D’autres alternatives

Car le public a pris goût aux achats directement livrés chez soi. Même l’enseigne spécialisée dans l’alimentation locale vendue en vrac Ouni s’y est mise durant le confinement. «Cela nous a permis de toucher une nouvelle clientèle, inévitablement, puisque des gens ont découvert, à travers la livraison, comment on fonctionnait et notre gamme de produits», observe Anne-Claire Delval, chargée de la communication de la coopérative luxembourgeoise.

Ses deux points de vente de Luxembourg et Dudelange ont fermé leurs portes pendant le confinement. Im­pos­sible en effet pour les habitués du concept de venir en boutique avec leurs propres récipients et de les remplir à leur guise des produits souhaités vu que les normes gouverne­mentales appelaient le détaillant à la fourniture d’emballages stérilisés.

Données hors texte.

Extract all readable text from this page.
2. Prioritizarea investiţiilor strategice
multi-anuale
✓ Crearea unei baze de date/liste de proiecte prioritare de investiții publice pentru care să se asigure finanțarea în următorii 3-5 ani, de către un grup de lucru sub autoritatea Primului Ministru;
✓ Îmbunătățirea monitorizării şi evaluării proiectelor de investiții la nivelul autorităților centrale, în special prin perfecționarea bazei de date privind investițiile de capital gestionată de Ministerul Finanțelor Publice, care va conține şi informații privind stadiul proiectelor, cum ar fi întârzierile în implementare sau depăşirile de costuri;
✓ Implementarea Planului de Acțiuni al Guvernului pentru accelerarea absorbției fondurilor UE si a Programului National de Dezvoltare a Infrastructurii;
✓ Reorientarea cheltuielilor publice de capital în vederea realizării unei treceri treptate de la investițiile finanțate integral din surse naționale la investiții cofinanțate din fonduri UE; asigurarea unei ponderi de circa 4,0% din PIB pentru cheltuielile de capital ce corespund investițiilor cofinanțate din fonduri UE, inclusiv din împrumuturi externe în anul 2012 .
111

En revanche, pour la livraison à domicile, Ouni a opté pour des emballages réutilisables ou consignés.

Nous devons main­tenant relever le défi de l’après-confinement, bien établir notre magasin de Dudelange qui avait ouvert le 14 mars et relancer celui de la ville.

Anne-Claire Delvalchargée de la communication d’Ouni

De son propre aveu, la coopérative a connu un «boum» de clients grâce à la livraison, mais avec pour revers un volume accru de travail – trois fois plus – et beaucoup d’adaptations à instaurer en peu de temps. «Nous devons main­tenant relever le défi de l’après-confinement, bien établir notre magasin de Dudelange qui avait ouvert le 14 mars et relancer celui de la ville, même si c’est en bonne voie», souligne Anne-Claire Delval. La priorité reste donc le commerce physique, tandis que l’enseigne ­étudie la mise en place d’un ­système de livraison moins cadencé et réservé aux personnes vulnérables qui ne peuvent se déplacer en magasin. Maintenir simultanément les boutiques et la livraison à ­domicile semble difficile pour la petite structure où l’on peut «faire ses courses différemment».

Autre acteur de la consommation alternative, Co-Labor a vu de nouveaux clients affluer dans son épicerie de Bertrange, mais aussi sur la liste de distribution de ses paniers de fruits et légumes ­biologiques «Grénge Kuerf». «Les clients semblent développer une préférence légitime pour les ­commandes en ligne», constate sa directrice adjointe Catherine Stronck.

Pour répondre à cette demande accrue, la société coopérative a créé un service de livraison et de collecte spécial baptisé le «Service 19». Via le magasin en ligne de Co-Labor, les internautes peuvent désormais acheter des produits alimentaires bio ainsi que des fruits et légumes issus de la production de l’entreprise de ­réinsertion par le travail. Celle-ci promeut depuis plus de 30 ans la production locale et biologique, rappelle sa responsable adjointe. Forte de cette première expérience positive dans l’e-commerce, ­l’enseigne souhaite à présent ­l’intégrer pro­gressivement à ses activités de commerce physique.

Clairement, la crise a poussé les consommateurs à repenser leurs habitudes et leurs priorités. L’étude d’IP Luxembourg montre que si 7 répondants sur 10 promettent de rester fidèles à leur grande surface favorite pour la remercier du travail accompli pendant la crise, ils sont tout autant à vouloir acheter davantage dans les petits commerces de proximité. Le boucher, le boulanger et l’épicier du coin ont donc résolument leur carte à jouer dans le monde de l’après-confinement.